Why does the Torah state “a very poor person (evyon) from one of your brothers”? To teach that if you do not give him, in the end you will be the brother of the poor person (i.e. you yourself will be just as poor as he is).
The Torah uses a double language of giving – translated loosely as “you shall surely open your hand” (patoach tiftach – open – you shall open). Why does the Torah use this double language? To teach that you should give even many times (even to the same person).
Why does the Torah use the language of lending – instead of outright giving? Rashi teaches that the Torah is teaching us this: If he does not want a gift, then give it to him as a loan. (Really, one should give it as an outright gift. If, however, the person feels he cannot take such a gift, then give it to him as a loan).
What does the Torah mean when it says to give the poor man his requirements? To teach that one is not obligated to make the other wealthy… (just give him what he needs)…
(However…) The Torah also teaches the expression, give him his requirements that he is lacking. Why does the Torah add these words? This is to teach that one should give him even a horse to ride upon or a servant to run in front of him (if this is what he has been used to).
Why does the Torah teach that one should give this “(you shall surely open your hand) to him” (lo in Hebrew)? To teach that this is a wife, as the verse teaches, “And I shall make for him (lo) a wife” (Genesis 2:18). One should do everything one can to find a marriage partner for someone in need! Indeed, the Rambam and the Shulchan Aruch go to great lengths to teach about the Mitzvah of marrying someone struggling both with finding a match and with setting up their homes with the things they will need!

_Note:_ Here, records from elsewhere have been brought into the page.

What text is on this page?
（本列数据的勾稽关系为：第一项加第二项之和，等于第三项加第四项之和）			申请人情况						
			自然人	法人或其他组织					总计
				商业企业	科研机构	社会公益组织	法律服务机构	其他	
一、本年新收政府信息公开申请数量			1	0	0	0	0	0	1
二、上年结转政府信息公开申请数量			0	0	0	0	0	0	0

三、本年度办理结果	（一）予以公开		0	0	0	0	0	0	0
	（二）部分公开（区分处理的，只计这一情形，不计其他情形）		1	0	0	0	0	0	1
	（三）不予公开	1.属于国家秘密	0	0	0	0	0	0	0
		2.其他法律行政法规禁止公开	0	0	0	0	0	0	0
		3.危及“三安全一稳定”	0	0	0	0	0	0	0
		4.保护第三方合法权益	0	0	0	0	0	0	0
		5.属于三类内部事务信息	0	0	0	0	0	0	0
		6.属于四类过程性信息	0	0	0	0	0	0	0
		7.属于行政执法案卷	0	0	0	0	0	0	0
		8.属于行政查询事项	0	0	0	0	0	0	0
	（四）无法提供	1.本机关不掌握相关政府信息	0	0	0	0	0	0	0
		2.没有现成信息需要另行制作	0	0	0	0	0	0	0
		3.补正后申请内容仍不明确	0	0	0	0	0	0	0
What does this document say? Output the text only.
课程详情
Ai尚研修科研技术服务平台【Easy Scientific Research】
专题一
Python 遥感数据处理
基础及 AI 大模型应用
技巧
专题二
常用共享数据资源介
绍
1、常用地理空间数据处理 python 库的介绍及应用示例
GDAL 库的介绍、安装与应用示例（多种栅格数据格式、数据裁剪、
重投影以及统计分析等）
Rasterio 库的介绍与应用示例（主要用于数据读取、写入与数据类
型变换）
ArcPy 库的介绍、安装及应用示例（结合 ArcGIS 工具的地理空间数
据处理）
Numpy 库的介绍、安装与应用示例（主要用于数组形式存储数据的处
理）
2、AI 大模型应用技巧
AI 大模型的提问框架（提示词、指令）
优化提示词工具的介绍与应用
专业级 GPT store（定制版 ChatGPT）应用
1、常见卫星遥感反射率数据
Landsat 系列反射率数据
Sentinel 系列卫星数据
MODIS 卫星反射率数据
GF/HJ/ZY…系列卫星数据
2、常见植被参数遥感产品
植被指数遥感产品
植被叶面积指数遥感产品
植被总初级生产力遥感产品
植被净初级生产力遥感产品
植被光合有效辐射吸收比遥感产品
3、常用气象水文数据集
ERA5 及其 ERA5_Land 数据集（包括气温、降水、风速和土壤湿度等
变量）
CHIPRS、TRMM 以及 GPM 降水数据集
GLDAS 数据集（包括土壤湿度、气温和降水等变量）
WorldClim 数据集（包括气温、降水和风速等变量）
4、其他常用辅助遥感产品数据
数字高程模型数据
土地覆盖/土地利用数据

It is clear. Every Jew has a responsibility to assist their fellow Jew in any way they can to help them in whatever it is that they need. Even things that we might not agree with can become necessities for those in need of them. While we might not be thirsty – the other may require water. While we may be warm – the other may require a blanket. We must learn to internalise these powerful concepts – this powerful Mitzvah.
The world is created on kindness (Psalms 89:3). The world runs on kindness. Everything we have – comes from God. If we have more – we must do what we can to make sure that the other who may lack – can have whatever it is that they need in life too. That is our Mitzvah – just like Tefillin, like Kashrut and Shabbat. Just like any other Mitzvah. It is no less. Perhaps it is more…
Sir Moses Montifoire was once asked how much he was worth. This is what he answered.
Let us learn what it is to be compassionate. Let us learn to strive to become of those who love to give, and who love to see others giving to.
Let us never be ashamed when we see another in need. Let us do whatever we can to help them live too… just like us.
Let us remember – our true wealth – what we are worth – is not how much we have, but rather, it is how much we give.